What life has to adapt to is undivided extensity, and it does so by perception, interrupting interpenetrating continuity, detecting repetition, introducing discontinuity, and with that bodies, images, surfaces, edges, all cut to an organism’s virtual action. As Gibson said, perception seeks invariants, covariation, synchrony, which are sense- detectable qualities of local passage. What is invariance if not tendency, and what is correlation if not a relation of tendencies? And since the perception of invariants requires memory, that too belongs, with perception, to life in all its forms.Perception is virtual action; not yet action, though tending to it. Memory is virtual experience; not yet present, but tending to add itself to present perception, enhancing acuity and prudence with its experience. Memory is as virtual as the past it remembers, and not any kind of trace. It is nothing actual, and does not exist in space, only in time, in the past. Memory is not a record of the past; it is the past, the virtual existence of the past, while recollection is a selectively open channel to the past. Virtual images surviving in the past tend to be recollected when offered a kinesthetic conduit to the present by perception.

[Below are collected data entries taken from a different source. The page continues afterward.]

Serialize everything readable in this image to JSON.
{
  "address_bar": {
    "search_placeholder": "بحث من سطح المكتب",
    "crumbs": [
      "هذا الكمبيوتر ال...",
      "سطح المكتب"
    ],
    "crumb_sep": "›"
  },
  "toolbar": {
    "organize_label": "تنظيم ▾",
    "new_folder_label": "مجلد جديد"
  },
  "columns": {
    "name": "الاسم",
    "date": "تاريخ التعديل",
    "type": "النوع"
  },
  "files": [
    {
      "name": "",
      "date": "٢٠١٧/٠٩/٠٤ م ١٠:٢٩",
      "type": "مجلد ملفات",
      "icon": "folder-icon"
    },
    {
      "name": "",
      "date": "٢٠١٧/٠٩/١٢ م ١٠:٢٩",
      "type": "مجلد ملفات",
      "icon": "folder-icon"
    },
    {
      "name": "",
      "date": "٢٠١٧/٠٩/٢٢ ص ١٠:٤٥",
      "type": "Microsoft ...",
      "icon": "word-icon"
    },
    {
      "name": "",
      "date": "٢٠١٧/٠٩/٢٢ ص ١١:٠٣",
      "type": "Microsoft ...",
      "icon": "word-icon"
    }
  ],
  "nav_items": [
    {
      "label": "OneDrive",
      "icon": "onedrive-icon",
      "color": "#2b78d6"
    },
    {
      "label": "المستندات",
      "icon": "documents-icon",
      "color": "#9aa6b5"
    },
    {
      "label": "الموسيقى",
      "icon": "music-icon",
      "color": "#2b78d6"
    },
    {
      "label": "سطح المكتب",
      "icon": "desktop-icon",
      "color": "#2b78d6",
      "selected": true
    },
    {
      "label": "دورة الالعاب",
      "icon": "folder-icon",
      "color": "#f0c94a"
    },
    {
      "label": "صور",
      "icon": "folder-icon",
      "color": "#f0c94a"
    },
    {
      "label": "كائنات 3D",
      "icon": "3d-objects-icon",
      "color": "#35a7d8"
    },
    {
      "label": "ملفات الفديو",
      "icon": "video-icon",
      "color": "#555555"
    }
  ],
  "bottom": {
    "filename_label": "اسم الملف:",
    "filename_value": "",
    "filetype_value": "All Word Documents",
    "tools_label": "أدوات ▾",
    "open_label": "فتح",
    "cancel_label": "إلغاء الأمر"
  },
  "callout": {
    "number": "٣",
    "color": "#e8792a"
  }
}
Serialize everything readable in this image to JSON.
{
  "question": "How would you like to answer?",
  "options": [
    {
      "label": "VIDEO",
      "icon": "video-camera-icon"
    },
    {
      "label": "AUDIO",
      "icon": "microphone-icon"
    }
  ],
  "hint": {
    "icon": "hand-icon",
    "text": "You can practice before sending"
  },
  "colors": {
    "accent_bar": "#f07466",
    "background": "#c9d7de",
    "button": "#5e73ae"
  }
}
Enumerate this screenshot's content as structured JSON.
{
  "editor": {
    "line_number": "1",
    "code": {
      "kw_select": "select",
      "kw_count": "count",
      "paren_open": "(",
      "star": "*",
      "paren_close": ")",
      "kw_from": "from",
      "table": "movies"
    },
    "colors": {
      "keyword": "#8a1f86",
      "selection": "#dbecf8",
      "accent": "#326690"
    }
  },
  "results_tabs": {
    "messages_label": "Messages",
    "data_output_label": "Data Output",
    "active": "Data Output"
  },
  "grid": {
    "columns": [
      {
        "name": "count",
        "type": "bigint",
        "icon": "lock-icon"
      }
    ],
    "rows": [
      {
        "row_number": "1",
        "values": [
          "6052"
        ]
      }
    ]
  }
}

This past and its images are just as real as bodies unperceived in space. The past has not ceased to exist; it has ceased to be present and has therefore ceased to be useful. However, memories are tendencies, tending to inform perception and enhance it with experience. Their power to return is normally controlled by neurology, which adaptively delimits (waking) memory to recollections that enhance the survival value of perception-action. The function of neurology with respect to memory is not storage; it is to analyze spontaneous recollection for the useful and adaptive and let the rest lapse in unconsciousness. “The brain's part in the work of memory” is not to preserve the past, says Bergson, “but primarily to mask it, then to allow only what is practically useful to emerge through the mask.”24
It is said as a truism that the past does not exist, that it is gone, nothing, nonentity, though for Bergson what is lost in passage is not existence but presence, which is relative to a perceiving organism's metabolic rate, and utility, which is relative to need. “Presence” and the present are not structures of time per se (unlike the past). They derive from life and inherit the relativity of life's forms and scales. Because the past is inert, that prejudices us against its existence, though the truth is that we merely cannot act on the past. All we can act on is actual. Since it is only in the present that we act, unconscious pragmatism equates presence with reality. This anthropomorphic prepossession surreptitiously elevates the cognitive preferences of one evolved species to the absolute, predisposing our thought to the fallacy Bergson and James denounce as “intellectualism.”